A single markdown file at the root of your site. Curated. Short. Built specifically for LLMs and AI search engines that need to ingest a site without crawling 200 pages first. The proposal landed at llmstxt.org in late 2024 and got picked up fast by Anthropic-trained models, Perplexity, and a handful of agentic search products.

The whole thing fits in a single fetch. That's the point.

What we put in ours

agentutility.ai/llms.txt has six sections:

  • a one-sentence pitch
  • a "what this is" paragraph
  • a list of machine-readable indexes (registry.json, endpoints.txt, sitemap.xml, .well-known/agent.json)
  • docs links
  • cluster summaries with counts and price ranges
  • the full endpoint roster, grouped by cluster

That last block is the thing routers actually use. When an LLM is trying to figure out "is there a paid endpoint that does X", it doesn't want to scrape 244 individual pages. It wants one file with 244 link-and-blurb lines. Each line is enough to decide whether to fetch the detail page.

Brevity vs completeness

We publish two files. /llms.txt is the index. /llms-full.txt is the same thing with the full description, input schema, and output schema for every endpoint inlined. About 30x larger.

Why both? Different consumers want different things. A search router asking "what does agentutility do" wants the short one. A coding agent asking "fetch the full catalog so I can route to the right tool" wants the long one. Publishing both lets each consumer pick.

A trick we learned: the short llms.txt should fit comfortably under 50KB. Above that, models start to truncate it on ingestion. Our short version is currently 18KB. The long one is 540KB and gets fetched maybe 10x less often, but when it matters it really matters.
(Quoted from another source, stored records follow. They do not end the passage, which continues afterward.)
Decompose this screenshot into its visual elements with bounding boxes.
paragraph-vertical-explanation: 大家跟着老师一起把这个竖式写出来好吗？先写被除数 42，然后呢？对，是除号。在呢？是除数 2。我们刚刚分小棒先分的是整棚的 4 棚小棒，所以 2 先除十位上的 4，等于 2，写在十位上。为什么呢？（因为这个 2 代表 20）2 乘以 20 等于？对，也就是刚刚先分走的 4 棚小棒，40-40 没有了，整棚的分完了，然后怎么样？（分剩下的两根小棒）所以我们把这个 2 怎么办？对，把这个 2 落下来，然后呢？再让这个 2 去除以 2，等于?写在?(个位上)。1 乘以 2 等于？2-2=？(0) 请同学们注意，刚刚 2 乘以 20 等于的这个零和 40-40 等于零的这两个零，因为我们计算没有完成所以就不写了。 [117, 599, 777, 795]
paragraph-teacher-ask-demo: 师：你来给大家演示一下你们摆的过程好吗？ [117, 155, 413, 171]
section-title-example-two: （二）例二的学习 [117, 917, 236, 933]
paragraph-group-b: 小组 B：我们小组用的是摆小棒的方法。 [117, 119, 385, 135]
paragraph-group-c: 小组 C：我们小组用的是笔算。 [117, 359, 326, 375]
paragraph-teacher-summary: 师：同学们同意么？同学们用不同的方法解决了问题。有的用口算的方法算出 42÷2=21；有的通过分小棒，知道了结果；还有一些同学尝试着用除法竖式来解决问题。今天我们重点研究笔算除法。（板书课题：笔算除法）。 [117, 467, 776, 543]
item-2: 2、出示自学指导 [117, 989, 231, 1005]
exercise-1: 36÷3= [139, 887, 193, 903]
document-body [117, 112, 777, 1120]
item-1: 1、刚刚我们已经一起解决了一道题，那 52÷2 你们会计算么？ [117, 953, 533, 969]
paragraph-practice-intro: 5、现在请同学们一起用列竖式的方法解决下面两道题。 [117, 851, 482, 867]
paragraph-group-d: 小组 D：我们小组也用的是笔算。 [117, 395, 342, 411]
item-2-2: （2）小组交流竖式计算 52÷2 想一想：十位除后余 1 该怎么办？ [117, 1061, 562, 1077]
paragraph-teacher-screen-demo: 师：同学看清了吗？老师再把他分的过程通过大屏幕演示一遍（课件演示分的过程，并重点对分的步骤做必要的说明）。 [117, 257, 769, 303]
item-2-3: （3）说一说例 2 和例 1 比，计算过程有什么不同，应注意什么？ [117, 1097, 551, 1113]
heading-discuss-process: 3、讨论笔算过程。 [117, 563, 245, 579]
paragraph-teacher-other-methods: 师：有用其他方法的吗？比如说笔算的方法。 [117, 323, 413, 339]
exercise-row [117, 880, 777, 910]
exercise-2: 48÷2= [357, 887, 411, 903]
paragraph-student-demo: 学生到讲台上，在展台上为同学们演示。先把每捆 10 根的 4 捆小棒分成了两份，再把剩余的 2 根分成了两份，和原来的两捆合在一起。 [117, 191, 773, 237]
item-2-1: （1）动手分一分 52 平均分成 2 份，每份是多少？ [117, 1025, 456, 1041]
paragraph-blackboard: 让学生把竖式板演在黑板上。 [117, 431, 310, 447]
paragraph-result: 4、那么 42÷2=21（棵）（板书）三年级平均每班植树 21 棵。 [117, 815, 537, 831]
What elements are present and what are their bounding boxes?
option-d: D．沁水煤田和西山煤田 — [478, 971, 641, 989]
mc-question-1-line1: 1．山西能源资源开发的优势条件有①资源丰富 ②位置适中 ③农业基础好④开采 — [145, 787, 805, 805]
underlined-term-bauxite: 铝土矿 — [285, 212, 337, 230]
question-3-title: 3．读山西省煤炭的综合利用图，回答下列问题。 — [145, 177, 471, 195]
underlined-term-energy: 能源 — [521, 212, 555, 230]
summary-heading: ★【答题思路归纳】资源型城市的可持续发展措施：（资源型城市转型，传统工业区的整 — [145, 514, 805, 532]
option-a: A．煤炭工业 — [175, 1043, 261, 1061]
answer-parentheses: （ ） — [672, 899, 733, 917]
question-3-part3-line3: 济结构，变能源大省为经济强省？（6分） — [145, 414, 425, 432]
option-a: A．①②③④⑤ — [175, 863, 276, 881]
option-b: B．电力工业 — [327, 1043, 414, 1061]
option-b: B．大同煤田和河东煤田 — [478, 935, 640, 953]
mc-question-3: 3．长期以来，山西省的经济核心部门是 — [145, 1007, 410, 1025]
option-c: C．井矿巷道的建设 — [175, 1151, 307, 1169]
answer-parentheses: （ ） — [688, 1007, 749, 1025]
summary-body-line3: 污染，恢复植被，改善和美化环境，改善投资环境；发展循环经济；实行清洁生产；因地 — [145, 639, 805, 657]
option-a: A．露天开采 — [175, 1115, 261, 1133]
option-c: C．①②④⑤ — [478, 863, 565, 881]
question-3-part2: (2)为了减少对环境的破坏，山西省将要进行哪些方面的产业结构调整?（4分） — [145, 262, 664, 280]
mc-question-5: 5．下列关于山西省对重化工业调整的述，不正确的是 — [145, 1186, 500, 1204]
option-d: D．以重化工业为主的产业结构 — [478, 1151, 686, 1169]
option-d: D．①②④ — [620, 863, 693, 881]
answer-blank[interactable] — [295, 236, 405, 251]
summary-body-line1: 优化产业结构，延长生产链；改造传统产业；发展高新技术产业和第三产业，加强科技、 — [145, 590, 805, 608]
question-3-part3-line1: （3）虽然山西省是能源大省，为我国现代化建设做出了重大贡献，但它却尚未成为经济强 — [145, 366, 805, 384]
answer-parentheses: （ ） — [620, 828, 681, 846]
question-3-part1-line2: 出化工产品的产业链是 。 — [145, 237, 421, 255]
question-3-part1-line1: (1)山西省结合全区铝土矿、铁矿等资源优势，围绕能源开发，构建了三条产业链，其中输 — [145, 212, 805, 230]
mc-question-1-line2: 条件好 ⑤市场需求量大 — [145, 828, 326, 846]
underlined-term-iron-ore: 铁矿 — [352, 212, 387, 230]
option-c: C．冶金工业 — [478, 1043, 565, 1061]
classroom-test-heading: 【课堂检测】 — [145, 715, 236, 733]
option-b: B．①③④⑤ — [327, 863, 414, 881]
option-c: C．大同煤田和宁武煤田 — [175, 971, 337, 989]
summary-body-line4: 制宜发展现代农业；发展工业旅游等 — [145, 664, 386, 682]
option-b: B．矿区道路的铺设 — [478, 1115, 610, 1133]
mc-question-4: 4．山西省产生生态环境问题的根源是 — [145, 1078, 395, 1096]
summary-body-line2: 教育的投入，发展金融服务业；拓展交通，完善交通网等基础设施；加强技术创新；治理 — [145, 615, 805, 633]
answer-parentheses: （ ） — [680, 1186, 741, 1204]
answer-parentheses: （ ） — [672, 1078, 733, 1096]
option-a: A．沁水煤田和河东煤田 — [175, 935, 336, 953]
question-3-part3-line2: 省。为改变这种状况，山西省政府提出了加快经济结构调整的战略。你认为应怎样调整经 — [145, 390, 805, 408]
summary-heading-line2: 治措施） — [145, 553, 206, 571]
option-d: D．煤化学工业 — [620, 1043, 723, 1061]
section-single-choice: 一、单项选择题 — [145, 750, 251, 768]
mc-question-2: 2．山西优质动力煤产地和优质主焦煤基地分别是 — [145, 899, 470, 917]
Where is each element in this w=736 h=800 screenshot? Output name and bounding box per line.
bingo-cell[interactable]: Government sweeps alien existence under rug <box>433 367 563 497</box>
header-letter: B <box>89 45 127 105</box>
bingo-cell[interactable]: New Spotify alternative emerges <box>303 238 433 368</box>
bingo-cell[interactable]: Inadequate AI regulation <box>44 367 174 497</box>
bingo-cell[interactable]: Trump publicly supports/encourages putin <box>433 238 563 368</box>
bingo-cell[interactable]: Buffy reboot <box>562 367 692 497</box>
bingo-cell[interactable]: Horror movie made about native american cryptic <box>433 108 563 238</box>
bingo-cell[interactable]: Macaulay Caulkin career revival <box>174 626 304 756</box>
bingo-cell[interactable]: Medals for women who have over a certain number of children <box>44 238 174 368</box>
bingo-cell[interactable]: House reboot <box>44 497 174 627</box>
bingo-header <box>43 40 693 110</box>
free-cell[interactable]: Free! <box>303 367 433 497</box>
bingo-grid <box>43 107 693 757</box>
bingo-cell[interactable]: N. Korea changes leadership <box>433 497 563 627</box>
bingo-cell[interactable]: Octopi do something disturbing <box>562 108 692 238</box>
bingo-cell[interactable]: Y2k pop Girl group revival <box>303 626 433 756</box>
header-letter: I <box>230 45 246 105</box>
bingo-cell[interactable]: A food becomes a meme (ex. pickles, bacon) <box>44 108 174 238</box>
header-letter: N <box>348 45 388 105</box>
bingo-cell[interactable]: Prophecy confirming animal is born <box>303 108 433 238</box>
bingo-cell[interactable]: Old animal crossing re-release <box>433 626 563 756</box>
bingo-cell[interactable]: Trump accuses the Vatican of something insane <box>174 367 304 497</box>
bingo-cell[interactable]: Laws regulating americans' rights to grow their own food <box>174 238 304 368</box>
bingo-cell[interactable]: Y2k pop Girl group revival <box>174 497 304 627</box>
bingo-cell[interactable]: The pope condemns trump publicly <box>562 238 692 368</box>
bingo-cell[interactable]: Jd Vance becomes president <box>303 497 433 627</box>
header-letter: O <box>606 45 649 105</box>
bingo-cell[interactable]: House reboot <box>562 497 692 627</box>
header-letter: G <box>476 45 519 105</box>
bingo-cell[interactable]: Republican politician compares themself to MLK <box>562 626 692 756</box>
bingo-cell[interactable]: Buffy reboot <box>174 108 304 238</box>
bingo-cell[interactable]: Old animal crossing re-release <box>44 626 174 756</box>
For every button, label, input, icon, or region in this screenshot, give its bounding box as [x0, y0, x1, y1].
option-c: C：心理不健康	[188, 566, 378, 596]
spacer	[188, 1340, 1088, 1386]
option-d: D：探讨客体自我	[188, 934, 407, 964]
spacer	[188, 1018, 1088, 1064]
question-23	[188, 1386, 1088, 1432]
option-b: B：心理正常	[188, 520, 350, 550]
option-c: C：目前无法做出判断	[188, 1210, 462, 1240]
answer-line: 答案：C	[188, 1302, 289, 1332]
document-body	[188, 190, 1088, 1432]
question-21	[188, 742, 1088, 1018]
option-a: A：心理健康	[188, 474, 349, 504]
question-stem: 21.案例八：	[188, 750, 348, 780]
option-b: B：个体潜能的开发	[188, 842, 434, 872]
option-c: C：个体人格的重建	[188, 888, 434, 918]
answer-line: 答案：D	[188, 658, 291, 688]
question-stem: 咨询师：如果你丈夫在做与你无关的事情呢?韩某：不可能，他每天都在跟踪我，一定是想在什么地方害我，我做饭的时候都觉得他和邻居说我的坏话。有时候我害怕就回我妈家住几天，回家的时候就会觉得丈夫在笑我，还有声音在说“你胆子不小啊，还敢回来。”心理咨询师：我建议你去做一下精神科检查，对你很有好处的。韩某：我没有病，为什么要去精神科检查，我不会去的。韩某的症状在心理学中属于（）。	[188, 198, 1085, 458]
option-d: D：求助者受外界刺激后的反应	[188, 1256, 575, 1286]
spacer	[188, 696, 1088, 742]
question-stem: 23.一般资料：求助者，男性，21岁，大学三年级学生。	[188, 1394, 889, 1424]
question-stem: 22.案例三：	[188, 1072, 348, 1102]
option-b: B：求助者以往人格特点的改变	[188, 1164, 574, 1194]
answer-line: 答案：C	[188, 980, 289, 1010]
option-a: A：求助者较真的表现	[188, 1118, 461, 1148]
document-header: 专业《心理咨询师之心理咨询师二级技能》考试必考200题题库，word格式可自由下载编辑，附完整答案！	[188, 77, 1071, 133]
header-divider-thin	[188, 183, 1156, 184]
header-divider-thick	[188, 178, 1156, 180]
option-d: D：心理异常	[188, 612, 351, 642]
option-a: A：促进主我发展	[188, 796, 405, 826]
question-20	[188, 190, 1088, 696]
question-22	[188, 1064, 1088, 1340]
What goes in vs what stays out

In:

  • canonical URLs, not relative paths (a downstream LLM might fetch this file out of context)
  • prices, when they're stable
  • counts and totals
  • explicit cross-links to the other machine-readable surfaces

Out:

  • marketing prose
  • screenshots, embeds, anything that isn't text
  • timestamps that change every minute (the file should be cacheable)
  • anything user-generated

The temptation is to dump everything in. Don't. An LLM ingesting your file is paying for every token. Earn each one.

Whether it actually works

Hard to measure directly. We don't see crawler-level fetch logs from most of the consumers that matter. What we do see: a ~3x jump in citation rate from Perplexity and ChatGPT browsing once we put /llms.txt up, holding everything else constant. Pure coincidence is possible. The bigger signal is that when our endpoint pages get cited, the cited language tracks the llms.txt summaries word-for-word more often than it tracks the page bodies. That's downstream evidence the file is the ingestion path.

How to roll one out

If you're a paid-API provider:

# minimum viable llms.txt
cat > public/llms.txt << 'EOF'
# your-product

> One-sentence description.

## what this is

(One paragraph.)

## endpoints

- [endpoint-1](https://your-site/endpoint-1): one-line description
- [endpoint-2](https://your-site/endpoint-2): one-line description
EOF

Ship it. Watch the citation traffic for a month. Iterate. The first version is rarely the right shape, but the cost of iterating is one file edit, not a site redesign.

What we'd add next

A version field. Right now there's no way for a consumer to tell whether the file changed without re-fetching and diffing. A simple Version: 2026-05-06 line at the top would solve it. Open question for the llmstxt.org maintainers — we'll send a note.